Whitty notes that this does not guarantee human rights compliance, only that human-rights’ risks are acknowledged. What it does establish is that compliance can be driven by a variety of strategies, such as commercial and public relations imperatives, and is not necessarily dependent upon a commitment to the validity of human rights norms. As a consequence, it opens a range of strategies for establishing a duty of care in the delivery of therapeutic programmes. For example, a duty of care may be expedient in avoiding the risk of adverse publicity and a reduction in public confidence following a death in custody, or a finding by the ECtHR upholding a claim of inhuman or degrading treatment.
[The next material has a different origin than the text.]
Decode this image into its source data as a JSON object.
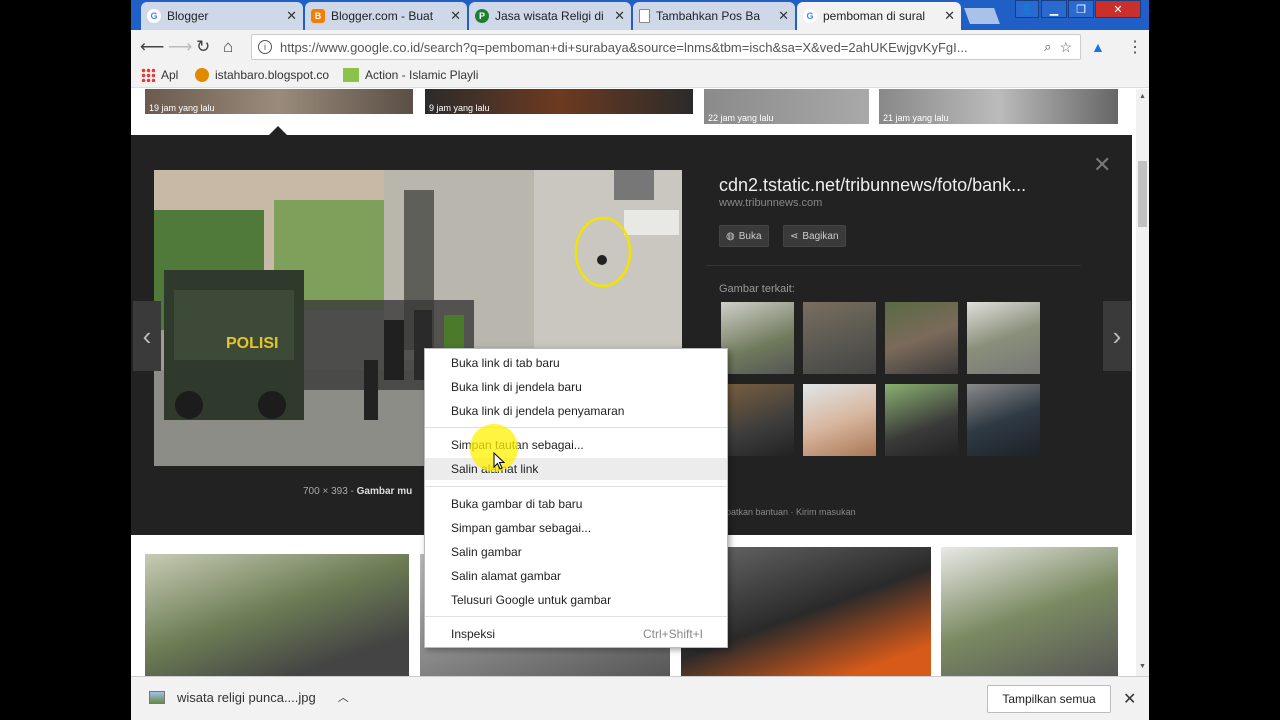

To utilize this strategy, the murder of Robert Coello and the conviction and life sentence imposed on Lee Foye provide a timely opportunity to review the safety of prisoners exposed to intrusive psychological therapies. At the present time the Prison Ombudsman’s inquiry into the death of Robert Coello is ongoing. It is to be hoped that his conclusions concerning this unlawful death in custody will facilitate a broader understanding of the risks inherent in therapeutic rehabilitation and respond with a style of risk management that will establish a more clearly articulated duty of care owed to all prisoners in these contexts. A failure to grasp the human rights issues affecting both Coello and Foye represents not only a missed opportunity in their case but extinguishes the best foreseeable prospect for the development of a duty of care for the increasing numbers of prisoners who will be exposed to the risks of therapeutic rehabilitation.